The late Gregory McDonald, author of the Fletch novels, was arguably better at this than anyone. Some of his best chapters are carried by nonstop unattributed dialogue—with no voice tags like “she said” or “Fletch said”—and they work beautifully because McDonald was so good at voices that there was never a question who was talking to whom. Pick up the original Fletch or any in the series. Fletch’s Fortune, Fletch’s Moxie, and Carioca Fletch are particularly fun when it comes to the fast-talking felons that I.M. Fletcher encounters in his investigations.

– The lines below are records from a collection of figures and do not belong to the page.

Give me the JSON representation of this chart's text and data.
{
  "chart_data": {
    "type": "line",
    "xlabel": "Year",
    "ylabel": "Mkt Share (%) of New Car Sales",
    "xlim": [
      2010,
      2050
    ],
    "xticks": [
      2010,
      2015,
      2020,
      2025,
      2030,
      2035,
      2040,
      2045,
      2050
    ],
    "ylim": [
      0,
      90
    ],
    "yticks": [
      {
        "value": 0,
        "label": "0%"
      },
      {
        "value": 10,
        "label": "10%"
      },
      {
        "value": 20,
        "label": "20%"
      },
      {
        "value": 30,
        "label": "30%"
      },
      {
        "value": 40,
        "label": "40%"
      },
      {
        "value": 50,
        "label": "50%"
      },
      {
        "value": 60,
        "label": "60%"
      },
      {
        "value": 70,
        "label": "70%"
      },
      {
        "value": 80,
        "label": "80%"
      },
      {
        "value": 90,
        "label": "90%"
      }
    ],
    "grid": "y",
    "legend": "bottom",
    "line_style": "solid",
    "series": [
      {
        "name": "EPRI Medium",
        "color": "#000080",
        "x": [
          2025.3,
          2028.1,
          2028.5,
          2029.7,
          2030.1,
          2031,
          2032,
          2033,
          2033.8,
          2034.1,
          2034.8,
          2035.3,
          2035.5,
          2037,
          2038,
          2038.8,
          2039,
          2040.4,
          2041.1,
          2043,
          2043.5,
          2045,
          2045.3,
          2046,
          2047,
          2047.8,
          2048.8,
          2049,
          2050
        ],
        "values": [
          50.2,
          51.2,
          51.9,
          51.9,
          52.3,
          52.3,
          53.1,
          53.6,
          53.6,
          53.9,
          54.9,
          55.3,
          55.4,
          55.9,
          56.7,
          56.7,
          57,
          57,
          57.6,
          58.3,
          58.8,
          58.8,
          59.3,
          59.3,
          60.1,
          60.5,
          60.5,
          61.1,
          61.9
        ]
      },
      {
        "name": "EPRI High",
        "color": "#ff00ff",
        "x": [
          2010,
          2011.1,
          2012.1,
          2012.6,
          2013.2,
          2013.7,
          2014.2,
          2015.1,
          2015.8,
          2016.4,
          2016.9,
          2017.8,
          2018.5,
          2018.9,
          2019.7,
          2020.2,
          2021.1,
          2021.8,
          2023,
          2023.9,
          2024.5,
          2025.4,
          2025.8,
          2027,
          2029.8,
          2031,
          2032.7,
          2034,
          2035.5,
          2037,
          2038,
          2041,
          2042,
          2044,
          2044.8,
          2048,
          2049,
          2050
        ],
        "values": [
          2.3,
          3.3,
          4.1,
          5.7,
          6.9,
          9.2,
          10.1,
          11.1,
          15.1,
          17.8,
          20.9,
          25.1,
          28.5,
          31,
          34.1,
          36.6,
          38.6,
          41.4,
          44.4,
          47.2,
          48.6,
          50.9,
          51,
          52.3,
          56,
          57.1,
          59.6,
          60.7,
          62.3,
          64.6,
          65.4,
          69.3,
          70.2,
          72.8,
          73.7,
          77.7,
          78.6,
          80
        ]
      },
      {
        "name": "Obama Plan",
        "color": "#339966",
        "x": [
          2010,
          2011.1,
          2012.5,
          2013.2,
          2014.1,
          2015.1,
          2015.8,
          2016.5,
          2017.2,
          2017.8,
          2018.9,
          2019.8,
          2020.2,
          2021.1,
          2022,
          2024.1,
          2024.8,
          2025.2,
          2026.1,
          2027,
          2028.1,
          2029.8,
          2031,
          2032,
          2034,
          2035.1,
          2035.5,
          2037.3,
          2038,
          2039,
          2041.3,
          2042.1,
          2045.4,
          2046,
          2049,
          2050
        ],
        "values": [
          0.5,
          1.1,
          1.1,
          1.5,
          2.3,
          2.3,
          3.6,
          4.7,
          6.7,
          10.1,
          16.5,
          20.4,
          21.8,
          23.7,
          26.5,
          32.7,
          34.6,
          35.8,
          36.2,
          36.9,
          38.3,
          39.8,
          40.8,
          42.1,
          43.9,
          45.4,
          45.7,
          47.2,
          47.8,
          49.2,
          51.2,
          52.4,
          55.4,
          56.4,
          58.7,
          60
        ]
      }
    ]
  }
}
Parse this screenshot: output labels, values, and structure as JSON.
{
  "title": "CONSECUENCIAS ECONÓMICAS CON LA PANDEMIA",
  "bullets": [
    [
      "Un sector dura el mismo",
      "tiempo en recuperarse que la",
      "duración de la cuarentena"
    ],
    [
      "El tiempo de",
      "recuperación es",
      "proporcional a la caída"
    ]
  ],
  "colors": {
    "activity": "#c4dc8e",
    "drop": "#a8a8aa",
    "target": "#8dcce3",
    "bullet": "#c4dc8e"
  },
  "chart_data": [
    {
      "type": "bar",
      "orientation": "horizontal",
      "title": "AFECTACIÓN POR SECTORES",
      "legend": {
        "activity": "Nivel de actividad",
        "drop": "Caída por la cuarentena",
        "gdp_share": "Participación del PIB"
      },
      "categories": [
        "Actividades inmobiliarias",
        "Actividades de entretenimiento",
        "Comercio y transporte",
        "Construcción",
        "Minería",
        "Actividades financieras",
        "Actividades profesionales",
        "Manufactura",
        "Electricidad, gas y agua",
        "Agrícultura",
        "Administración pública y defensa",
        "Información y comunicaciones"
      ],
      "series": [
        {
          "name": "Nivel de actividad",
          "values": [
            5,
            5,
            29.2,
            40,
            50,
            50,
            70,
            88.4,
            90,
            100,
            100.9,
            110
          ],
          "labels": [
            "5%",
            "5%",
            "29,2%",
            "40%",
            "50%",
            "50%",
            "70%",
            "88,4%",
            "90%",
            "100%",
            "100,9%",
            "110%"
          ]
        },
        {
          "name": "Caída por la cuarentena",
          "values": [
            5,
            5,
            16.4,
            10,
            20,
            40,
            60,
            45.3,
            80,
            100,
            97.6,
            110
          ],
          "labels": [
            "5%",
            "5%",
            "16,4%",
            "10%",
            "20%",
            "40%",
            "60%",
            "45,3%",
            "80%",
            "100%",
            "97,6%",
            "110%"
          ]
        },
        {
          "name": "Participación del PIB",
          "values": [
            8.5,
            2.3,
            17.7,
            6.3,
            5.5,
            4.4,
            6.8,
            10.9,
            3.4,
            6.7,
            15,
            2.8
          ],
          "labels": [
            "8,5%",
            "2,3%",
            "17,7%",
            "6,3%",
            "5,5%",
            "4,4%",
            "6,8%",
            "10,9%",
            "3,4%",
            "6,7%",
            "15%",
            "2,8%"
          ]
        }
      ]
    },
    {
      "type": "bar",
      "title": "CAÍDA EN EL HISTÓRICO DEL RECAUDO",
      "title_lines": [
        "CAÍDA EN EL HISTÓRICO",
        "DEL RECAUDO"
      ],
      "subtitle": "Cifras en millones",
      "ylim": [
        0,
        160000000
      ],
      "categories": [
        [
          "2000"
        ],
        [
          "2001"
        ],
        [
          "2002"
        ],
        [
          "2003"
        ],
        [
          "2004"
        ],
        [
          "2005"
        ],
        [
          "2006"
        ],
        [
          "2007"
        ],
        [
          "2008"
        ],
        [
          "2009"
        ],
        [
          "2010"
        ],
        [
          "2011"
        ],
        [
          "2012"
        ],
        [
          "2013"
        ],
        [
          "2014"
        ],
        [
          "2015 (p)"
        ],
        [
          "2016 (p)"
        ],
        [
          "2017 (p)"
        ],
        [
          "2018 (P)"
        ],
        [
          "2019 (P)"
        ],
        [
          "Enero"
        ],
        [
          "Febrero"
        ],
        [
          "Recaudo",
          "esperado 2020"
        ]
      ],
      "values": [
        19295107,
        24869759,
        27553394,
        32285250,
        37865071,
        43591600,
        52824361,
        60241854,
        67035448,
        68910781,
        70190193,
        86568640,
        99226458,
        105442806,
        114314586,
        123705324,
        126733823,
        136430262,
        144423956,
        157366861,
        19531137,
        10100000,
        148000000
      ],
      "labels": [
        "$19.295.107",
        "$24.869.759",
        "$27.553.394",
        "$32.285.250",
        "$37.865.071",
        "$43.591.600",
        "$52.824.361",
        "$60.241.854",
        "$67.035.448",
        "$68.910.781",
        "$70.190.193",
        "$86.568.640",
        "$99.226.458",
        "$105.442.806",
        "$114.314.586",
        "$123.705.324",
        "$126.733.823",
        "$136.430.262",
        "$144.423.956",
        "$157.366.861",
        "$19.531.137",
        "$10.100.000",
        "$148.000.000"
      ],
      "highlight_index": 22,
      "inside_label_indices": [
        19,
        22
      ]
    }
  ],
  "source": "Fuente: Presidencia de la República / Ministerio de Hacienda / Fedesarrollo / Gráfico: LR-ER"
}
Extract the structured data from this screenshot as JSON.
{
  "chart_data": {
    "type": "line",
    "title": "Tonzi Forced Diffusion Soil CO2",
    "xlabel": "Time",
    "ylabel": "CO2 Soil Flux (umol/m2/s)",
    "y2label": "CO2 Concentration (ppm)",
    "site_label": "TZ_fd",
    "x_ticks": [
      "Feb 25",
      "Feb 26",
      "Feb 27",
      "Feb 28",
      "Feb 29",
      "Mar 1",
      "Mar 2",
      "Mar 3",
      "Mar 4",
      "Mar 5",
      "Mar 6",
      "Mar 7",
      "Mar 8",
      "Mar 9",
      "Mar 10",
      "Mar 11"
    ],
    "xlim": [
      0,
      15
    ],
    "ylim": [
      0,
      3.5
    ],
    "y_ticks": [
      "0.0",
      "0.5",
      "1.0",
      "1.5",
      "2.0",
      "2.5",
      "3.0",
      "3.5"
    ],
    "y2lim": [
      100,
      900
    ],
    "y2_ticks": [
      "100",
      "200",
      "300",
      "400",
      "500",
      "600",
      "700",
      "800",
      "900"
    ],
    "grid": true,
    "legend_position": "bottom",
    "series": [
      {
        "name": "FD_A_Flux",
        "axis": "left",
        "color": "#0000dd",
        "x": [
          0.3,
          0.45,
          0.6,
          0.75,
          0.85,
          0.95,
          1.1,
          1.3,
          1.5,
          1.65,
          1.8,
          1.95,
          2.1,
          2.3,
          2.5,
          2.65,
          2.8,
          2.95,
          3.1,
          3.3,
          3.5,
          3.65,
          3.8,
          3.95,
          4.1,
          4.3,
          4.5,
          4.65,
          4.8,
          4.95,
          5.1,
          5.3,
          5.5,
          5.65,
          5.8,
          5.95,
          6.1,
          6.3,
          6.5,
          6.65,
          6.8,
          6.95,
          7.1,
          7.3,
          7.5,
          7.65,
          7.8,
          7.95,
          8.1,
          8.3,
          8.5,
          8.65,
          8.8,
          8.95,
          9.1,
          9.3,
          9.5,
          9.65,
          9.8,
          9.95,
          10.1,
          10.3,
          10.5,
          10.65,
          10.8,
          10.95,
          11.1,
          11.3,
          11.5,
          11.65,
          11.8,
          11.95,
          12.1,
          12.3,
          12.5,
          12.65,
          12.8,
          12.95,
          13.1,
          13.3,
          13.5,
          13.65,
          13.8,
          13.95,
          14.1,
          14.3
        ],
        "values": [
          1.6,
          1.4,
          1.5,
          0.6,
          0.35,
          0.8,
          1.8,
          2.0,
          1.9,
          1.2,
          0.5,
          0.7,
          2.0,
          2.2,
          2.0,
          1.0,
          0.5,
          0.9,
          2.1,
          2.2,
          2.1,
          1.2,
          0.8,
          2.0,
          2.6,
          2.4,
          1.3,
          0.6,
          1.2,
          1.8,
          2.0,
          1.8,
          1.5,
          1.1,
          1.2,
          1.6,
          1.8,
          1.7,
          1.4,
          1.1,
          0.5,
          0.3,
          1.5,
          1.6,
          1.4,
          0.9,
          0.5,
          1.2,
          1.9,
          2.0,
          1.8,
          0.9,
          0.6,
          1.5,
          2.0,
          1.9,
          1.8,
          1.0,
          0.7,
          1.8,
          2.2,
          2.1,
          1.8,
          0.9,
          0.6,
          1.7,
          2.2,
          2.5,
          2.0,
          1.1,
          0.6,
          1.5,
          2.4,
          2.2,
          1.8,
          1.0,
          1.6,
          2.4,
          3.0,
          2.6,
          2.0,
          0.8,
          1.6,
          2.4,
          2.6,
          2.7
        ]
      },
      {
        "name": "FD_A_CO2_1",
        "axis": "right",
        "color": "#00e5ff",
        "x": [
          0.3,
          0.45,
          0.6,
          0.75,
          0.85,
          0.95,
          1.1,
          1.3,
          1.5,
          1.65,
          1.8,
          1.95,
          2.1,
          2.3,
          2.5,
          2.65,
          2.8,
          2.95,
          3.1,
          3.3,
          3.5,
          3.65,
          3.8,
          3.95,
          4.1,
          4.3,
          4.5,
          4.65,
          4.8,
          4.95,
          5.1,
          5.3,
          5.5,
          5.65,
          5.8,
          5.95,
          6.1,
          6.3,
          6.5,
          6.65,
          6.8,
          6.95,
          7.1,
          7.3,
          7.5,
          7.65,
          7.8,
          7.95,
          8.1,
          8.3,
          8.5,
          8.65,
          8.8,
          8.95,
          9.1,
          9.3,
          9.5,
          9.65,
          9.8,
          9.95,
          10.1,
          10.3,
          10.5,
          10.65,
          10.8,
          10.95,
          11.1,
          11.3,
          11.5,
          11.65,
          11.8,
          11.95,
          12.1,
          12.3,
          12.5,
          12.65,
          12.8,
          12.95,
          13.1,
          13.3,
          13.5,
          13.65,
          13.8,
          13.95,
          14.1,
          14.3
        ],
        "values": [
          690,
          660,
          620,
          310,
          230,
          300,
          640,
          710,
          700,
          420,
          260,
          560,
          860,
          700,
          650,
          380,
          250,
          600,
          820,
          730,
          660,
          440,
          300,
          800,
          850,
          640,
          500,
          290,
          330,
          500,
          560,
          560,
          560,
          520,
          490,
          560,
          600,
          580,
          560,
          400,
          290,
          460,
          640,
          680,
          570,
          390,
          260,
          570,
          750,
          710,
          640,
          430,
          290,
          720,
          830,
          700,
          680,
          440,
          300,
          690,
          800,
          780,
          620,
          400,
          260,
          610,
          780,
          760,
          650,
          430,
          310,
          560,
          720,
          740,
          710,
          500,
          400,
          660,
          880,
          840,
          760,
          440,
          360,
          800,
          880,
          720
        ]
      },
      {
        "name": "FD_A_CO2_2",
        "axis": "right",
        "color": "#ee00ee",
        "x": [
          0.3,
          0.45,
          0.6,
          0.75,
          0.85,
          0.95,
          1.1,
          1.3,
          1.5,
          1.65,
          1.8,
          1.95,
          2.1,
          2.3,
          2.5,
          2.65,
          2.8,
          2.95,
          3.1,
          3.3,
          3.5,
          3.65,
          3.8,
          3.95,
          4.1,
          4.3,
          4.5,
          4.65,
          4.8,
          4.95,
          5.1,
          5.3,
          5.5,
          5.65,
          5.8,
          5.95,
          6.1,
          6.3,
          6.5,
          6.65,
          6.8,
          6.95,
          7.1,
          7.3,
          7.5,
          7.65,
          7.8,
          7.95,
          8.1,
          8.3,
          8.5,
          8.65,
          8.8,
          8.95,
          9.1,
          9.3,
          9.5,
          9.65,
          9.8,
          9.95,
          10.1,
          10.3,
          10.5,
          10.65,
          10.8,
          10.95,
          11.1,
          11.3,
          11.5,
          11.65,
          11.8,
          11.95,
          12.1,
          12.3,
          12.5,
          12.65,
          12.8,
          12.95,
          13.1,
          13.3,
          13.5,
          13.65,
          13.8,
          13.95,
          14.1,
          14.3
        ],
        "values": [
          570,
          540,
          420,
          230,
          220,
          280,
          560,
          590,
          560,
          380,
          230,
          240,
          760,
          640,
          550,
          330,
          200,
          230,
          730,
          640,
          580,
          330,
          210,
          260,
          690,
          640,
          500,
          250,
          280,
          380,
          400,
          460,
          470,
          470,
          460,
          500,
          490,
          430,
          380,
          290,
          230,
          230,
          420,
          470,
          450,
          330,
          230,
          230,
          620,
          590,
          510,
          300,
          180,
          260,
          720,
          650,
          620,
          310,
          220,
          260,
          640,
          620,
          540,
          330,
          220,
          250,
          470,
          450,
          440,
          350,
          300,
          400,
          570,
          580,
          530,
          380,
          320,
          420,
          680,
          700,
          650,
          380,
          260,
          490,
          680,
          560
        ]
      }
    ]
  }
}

Crime fiction has a long legacy of leveraging the power of voice. In the tradition of Dashiell Hammett and Raymond Chandler, most private eye novels are still written in first person. The intimacy of that perspective creates a sense of urgency as the stakes get bigger, and that voice inside your head is just another form of dialogue; in this case, the narrator and protagonist telling you a tragic tale. Even mysteries and thrillers written in third person are often crafted from a close-in perspective, with each chapter written from a different character’s point of view, the syntax of the prose reflecting their attitude and inner monologue.

For a range of authors who make talking as riveting as a car chase, pick up novels by Donald Westlake, Ross MacDonald, Ross Thomas, John D. MacDonald, Loren Estleman, and Thomas Perry if you want to see how the noir tradition got modernized by masters. For dialogue that propels characters off the page like a trampoline, check out Robert Crais, Carl Hiaasen, Tim Dorsey, Lee Goldberg, or D.P. Lyle. For books with dialogue in which the syntax amplifies a sense of time and place, read Cara Black, Martin Cruz Smith, Rhys Bowen, Naomi Hirahara, S.J. Rozan, James Lee Burke, Joe R. Lansdale, or Jacqueline Winspear. And that’s just to start, the to-be-read stack is as tall as the Empire State Building. The stories we share are the stories told to us by the characters we love, in their own words.

Which is why dialogue is the driver of any great story, and why those of us who love mysteries feel so connected to our favorite characters. We hear their voices in our heads.